Four months after their arrival, Mutoro’s family, like Adeesewa’s, are doing their best to put down roots. Her eldest boy is now in kindergarten; he enjoys it even though he’s the only kid in his class who doesn’t yet speak French. (When Mutoro receives French--language emails from her son’s school, she asks Viveros to translate them for her.) Eze, like Adeesewa’s husband, secured a job within a few months of arriving in Montreal and is working in the cold room of a dairy. The hours are long, as he has no official shift—he arrives in the morning and is often expected to stay until 11 or 12 at night. He’s keeping his eyes out for other opportunities.

For now, having an income is still relatively new and Mutoro and Eze continue to rely on food banks for many of their groceries. Mutoro has started French courses at a non-profit organization that helps new immigrants; the organization has part-time childcare, so she can take her two-year-old with her. She is also in the process of starting a home-based business as a hair and makeup stylist. She advertises on Kijiji as well as the YMCA Facebook group and has already started serving clients. Locals from the Facebook group, including Viveros, have helped her get set up with supplies like brushes and makeup. Eventually, she’d like to rent a chair in a salon.

When Mutoro is out and about, she sometimes sees newcomers who look like they could use some help—particularly -mothers with babies. “I’ll say, ‘Why are you not wearing warm clothes? It’s so cold,’” she explains. “Then I ask them if they know about the Facebook group. Sometimes they say no. Sometimes they say they asked for help on there, but did not get it. So, I will ask Olivia on their behalf. Or if something is offered on the group, I will claim it on their behalf and pick it up for them.”

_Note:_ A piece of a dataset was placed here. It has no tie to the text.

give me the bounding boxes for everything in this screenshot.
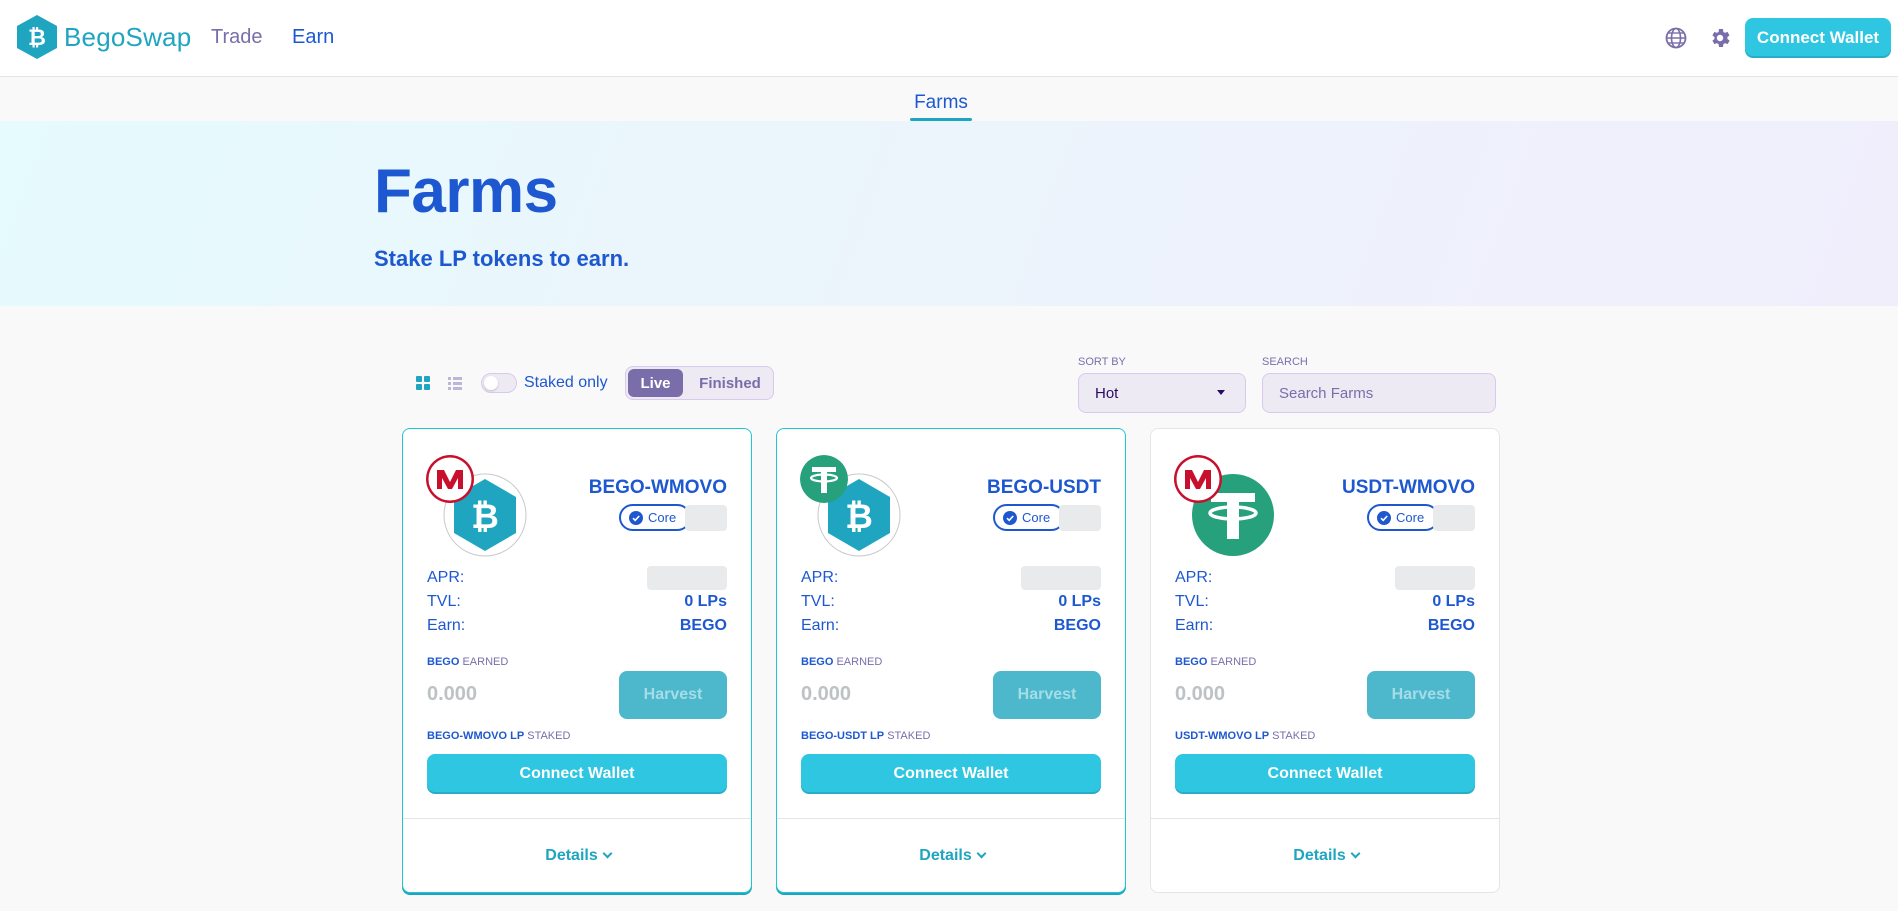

Through word of mouth and social media, the YMCA Refugee Claimant Facebook group continues to grow, albeit chaotically and not without a few hitches. The transport of goods, especially large items, is an ongoing problem. Some Montrealers, new to the group, declare items “for pick-up only” without realizing just how hard that may be for a new family that doesn’t yet have a car or many friends to help. Newcomers who don’t yet know their way around the island are often quick to claim an item before realizing just how far it is from Pierrefonds to the Plateau. But thanks to the group, the Ogunlesis’ home is furnished, her baby is dressed and she and her husband are now sleeping in a proper bed. Adeesewa has people she can call if she needs something. The first winter wasn’t easy and she and her husband would like to find a new apartment, but she’s nevertheless feeling optimistic. “People have been so good to me here—why would I want to go anywhere else?” she asks. “I can see a future here for myself and my family.”

* Names have been changed to protect privacy.